The blueprint set out three building blocks for its retirement strategy: an income drawdown fund, a cash lump sum fund, and a later life protected income fund.

The DWP said it would not prevent Nest from continuing to explore decumulation, adding it had "received limited evidence that suitable hybrid products aimed at the mass market were available or in development at this stage".

"In preparation for the growth in consumer demand, we would hope to see a range of innovative new low cost decumulation products brought to market that provide an appropriate blend of simplicity, security and flexibility," the DWP said. 

"They should provide a retirement income for those low to moderate income savers who are newly saving or saving more as a result of the introduction of automatic enrolment."

AJBell senior analyst Tom Selby welcomed the DWP's decision to block Nest from entering the retirement market at this stage.

"Unleashing a state-backed monster into the already competitive drawdown market without first compiling evidence of consumer detriment would have been a mistake," he said.

"Clearly if there is proof of market failure in any industry the Government should consider stepping in, but that case has not been made."

He said the government was right to keep the "embryonic" pension freedoms market under review, and only consider intervening if the market fails.

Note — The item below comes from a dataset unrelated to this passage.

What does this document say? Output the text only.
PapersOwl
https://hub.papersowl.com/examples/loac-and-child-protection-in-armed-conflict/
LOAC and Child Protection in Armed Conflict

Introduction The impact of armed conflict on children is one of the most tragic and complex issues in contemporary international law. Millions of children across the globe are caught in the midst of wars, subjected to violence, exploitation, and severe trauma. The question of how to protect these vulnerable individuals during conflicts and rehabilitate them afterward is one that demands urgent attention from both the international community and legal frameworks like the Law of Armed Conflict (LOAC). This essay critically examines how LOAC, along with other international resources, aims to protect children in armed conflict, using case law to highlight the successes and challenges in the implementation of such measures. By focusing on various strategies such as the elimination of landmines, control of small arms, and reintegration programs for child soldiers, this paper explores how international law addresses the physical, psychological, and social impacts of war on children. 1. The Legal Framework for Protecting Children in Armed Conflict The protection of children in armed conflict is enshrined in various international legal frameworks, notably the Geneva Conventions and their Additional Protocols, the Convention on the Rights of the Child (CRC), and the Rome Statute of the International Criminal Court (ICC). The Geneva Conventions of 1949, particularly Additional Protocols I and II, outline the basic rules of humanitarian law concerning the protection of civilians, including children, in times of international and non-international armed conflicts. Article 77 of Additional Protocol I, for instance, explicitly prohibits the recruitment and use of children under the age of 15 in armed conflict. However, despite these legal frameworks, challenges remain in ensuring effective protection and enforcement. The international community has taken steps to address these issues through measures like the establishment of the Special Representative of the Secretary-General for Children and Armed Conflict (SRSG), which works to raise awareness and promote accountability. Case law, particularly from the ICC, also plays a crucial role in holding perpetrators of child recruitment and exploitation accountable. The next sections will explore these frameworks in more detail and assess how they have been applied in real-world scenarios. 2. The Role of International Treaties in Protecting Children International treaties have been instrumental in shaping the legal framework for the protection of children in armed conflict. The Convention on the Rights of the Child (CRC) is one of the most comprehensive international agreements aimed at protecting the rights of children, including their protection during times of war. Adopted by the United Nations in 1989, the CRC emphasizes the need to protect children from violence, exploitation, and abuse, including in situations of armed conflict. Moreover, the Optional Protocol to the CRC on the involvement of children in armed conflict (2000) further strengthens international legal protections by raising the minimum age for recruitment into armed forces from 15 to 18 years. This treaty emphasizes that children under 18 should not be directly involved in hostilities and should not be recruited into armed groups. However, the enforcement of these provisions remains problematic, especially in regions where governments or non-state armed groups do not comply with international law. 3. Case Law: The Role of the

Kate Smith, head of pensions at Aegon, also welcomed the decision. 

"We strongly believe that rather than Nest building its own retirement income solution at taxpayers’ expense, it should capitalise on existing pension provider expertise," she said. 

"It could do this by setting up a panel of providers offering a suite of retirement income options, including drawdown, drawdown with guarantees and annuities, allowing members to access the best in the market."

In today's response, DWP also said it would look into "offering guidance to members, offering benefits in the form of lump sums, and exploring potential links with providers of retirement products", but announced no firm plans.

Today Nest also revealed it would not apply its 1.8 per cent contribution charge on transfers into the master trust, after the government confirmed it was lifting a four-year ban on transfers in.

That will mean funds transferred into the scheme will only be subject to Nest's 0.3 per cent annual management charge.